CHICAGO (WLS) -- An Elmhurst woman is among hundreds of fans suing Ticketmaster over the debacle when she tried to purchase Taylor Swift Eras Tour tickets.
Last November, Jennifer Kelly was her friends' point person to get them tickets for the Soldier Field shows in Chicago, which are this weekend. She shared her screen as she said she frantically tried and failed to get them.
"I felt devastated," she said.
Taylor Swift 'Eras Tour' at Soldier Field: What you need to know before you go
Kelly is now among 300 Swifties suing Live Nation and Ticketmaster for the ticketing problems and, as their attorney argues, the monopoly the company has over ticket sales.
"This is not about one concert or one tour and ultimately and it's not about one artist, it's about every artist, every consumer," said attorney Jennifer Kinder.
"Hopefully it has a domino effect and affects all different kinds of fandoms. We should be able to go see our favorite artist, that's one of the little joys in life," Kelly said.
Patrick Dalton, a fan from Sandwich, is also part of the litigation. He recalled seeing no ticket options, but third party sites with tickets available seconds into the November sale.
"These are not Swifties. They would never give up their tickets, especially price gouge them the way that they did it was a literal mess things need to change," he said.
As of Wednesday morning, just two days before Swift's first Soldier Field show, resale tickets were going for thousands, even tens of thousands, of dollars. On StubHub, the most expensive Friday and Saturday tickets on StubHub were $16,245 each for front row floor seats, while on Sunday the most expensive tickets, in Section 222, were listed for $92,149 each.

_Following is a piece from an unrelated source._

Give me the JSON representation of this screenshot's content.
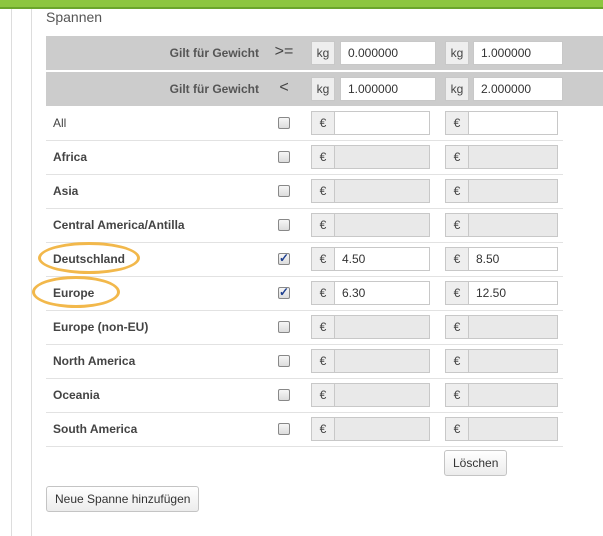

The cheapest single seats to be on the field were $2,138 on Friday and Saturday, in the further back field sections. The cheapest overall Friday ticket was $1,401 for a seat with a limited or obstructed view, on Saturday for $1,368 for Section 428 and on Sunday for $1,154 for a seat with a limited or obstructed view.
ABC7 reached out to Ticketmaster, but have not gotten a response. Previously Live Nation, the parent company of Ticketmaster, defended itself, saying in part, "Live Nation takes its responsibilities under the antitrust laws seriously and does not engage in behaviors...that would require it to alter fundamental business practices."
The fans we spoke with were eventually able to get tickets, but say they still have bad blood with Ticketmaster.